When do private intellectual property rights give way to First Amendment freedoms? For businesses interested in the acquisition and protection of intellectual property, the question has more than academic significance. Concerns about freedom of speech have long had solid, if small, footholds in at least two areas of United States intellectual property law, copyright and trademark. The Eleventh Circuit recently confirmed the power of copyright’s fair use defense in Suntrust Bank v. Houghton Mifflin Company, in which the court overturned a preliminary injunction against a parody borrowing generously from the novel Gone with the Wind. Parodies also have received protection from trademark claims.

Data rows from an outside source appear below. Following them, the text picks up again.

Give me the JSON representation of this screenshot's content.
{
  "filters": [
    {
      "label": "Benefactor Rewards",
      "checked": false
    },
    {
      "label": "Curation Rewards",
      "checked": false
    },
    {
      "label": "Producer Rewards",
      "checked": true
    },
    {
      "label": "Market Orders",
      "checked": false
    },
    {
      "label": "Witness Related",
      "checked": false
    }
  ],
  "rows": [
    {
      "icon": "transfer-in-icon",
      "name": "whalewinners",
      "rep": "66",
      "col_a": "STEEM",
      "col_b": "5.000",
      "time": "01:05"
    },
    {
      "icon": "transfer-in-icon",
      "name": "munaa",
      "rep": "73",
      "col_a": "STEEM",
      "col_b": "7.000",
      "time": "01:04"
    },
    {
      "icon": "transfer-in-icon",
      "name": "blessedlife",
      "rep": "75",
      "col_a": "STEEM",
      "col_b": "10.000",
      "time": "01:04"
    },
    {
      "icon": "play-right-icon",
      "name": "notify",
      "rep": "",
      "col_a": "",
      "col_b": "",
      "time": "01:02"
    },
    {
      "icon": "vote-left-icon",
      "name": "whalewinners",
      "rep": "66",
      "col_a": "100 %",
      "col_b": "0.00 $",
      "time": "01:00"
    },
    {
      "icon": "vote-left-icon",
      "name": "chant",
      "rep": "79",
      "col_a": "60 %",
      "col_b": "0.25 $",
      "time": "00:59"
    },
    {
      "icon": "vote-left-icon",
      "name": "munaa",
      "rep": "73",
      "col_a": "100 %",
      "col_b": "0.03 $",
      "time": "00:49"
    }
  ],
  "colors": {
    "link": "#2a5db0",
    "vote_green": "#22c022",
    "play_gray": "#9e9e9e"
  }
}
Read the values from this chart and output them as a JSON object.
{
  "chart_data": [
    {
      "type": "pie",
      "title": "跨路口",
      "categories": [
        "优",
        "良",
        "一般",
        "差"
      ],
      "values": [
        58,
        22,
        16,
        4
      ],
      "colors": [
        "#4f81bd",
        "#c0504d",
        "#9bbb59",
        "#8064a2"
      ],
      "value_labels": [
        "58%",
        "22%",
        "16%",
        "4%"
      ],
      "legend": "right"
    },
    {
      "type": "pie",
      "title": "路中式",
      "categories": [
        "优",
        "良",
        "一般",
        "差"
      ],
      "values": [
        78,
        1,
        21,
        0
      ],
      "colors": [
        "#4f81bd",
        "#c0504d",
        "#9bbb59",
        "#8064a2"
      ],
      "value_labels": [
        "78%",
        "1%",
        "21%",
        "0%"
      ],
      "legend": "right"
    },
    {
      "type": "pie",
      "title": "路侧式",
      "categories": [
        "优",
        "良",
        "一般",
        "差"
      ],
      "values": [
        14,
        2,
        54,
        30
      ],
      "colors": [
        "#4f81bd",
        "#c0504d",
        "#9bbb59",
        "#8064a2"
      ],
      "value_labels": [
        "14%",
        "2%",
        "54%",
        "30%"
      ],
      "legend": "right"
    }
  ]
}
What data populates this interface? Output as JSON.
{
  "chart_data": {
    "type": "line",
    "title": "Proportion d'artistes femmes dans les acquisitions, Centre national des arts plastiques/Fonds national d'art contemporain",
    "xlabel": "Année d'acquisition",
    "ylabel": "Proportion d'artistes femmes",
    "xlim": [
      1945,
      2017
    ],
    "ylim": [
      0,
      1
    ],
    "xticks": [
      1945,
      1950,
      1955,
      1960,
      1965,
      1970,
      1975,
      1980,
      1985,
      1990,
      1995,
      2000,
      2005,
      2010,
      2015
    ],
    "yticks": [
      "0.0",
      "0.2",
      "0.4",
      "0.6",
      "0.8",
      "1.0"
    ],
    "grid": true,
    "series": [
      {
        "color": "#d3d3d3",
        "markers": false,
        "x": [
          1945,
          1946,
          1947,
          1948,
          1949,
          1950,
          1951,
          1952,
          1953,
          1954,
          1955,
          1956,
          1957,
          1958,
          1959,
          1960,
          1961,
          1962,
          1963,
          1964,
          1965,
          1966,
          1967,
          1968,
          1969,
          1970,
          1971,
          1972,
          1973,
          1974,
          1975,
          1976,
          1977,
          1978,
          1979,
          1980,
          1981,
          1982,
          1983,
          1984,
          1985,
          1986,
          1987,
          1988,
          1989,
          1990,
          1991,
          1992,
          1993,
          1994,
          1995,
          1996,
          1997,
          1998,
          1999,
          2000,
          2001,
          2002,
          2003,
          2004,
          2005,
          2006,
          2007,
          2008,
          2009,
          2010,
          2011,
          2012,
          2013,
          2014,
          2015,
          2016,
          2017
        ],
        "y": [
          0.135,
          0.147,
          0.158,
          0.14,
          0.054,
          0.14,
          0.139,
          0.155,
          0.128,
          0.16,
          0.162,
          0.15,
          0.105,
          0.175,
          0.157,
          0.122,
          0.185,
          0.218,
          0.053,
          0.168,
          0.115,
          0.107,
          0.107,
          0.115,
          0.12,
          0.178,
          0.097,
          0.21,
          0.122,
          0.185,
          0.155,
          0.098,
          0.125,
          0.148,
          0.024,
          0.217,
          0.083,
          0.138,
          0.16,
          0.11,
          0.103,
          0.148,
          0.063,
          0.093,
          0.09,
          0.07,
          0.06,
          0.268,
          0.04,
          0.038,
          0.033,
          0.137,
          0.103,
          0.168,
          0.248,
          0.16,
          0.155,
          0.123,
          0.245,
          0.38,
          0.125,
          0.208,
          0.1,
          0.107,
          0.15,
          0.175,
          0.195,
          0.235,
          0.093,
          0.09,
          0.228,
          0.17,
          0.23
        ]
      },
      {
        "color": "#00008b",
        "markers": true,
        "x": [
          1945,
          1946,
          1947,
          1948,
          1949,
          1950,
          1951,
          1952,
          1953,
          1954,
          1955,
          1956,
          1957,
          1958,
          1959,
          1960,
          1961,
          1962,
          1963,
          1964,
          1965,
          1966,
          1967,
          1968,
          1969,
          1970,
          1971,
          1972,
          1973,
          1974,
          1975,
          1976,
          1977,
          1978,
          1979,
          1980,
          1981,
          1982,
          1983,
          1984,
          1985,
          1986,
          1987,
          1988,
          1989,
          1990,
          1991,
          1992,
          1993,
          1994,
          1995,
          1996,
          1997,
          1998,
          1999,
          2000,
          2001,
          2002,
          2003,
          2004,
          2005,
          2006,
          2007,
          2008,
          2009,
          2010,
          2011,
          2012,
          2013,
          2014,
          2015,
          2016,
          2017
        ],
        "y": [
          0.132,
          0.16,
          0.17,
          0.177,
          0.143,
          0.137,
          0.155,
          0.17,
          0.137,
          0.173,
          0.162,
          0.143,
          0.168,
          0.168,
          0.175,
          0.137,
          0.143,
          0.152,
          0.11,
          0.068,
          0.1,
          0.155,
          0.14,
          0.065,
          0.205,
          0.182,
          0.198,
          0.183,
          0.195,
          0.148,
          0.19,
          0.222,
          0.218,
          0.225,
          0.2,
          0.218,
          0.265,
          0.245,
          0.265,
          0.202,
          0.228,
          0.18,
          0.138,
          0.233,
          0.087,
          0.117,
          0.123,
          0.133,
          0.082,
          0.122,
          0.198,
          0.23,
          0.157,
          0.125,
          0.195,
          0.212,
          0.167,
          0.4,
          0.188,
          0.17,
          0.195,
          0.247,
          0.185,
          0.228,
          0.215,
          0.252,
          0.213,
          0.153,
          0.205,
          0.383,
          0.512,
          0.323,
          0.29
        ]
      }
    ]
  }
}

In DVD Copy Control Association v. Bunner, a California court of appeal took First Amendment arguments further. In DVD CCA, the California appellate court reversed a preliminary injunction against an Internet publisher of a trade secret, reasoning that the First Amendment restricts trade secret protection to an even greater degree than it restricts copyright.
DVD Copy Control Association ("DVD CCA"), a trade association of businesses in the movie industry, sought to protect one of their trade secrets in DVD decryption technology, called CSS. In October 1999, the source code for a computer program (DeCSS) describing how to decrypt DVDs, without purchasing DVD CCA's CSS technology, was posted on the Internet. Copies of DeCSS were soon posted on a number of web sites, including that of the defendant.
DVD CCA sued various web site operators in state court under California’s version of the Uniform Trade Secrets Act for an order prohibiting the web site operators from republishing or creating Internet links to DVD CCA's trade secret information. The state trial court granted a preliminary injunction against continued republication of DeCSS, but refused to enjoin links to web sites containing the information.
On appeal, the California court of appeal cited an earlier decision by the United States Court of Appeals for the Sixth Circuit, Junger v. Daly, and ruled that source code for a computer program was constitutionally protected speech. It then determined that the trial court’s preliminary injunction was an unjustified prior restraint of such speech.
The appellate court explicitly noted a number of limitations on its holding. The court expressed no opinion on the availability of permanent injunctive relief after a full trial. Likewise, the court declined to decide whether DVD CCA could obtain damages from a republisher of the source code. The court did emphasize that DVD CCA could seek damages or injunctive relief against anyone who infringed the association’s trade secret by conduct, rather than mere speech. The court also expressed willingness to enjoin publication of a trade secret by anyone whose disclosure violated a contractual agreement. In addition, the court noted that anyone who infringed a DVD CCA copyright could be subject to a copyright infringement action.
Whether and to what extent the reasoning of the DVD CCA court will be followed by other courts and in other cases is unclear. Furthermore, some violations of trade secrets law might be characterized as "commercial speech" entitled to less protection than this case affords. Nonetheless, this decision should put businesses on notice that the First Amendment can curtail their ability to prevent dissemination of their trade secrets, at least in the absence of a non-disclosure agreement.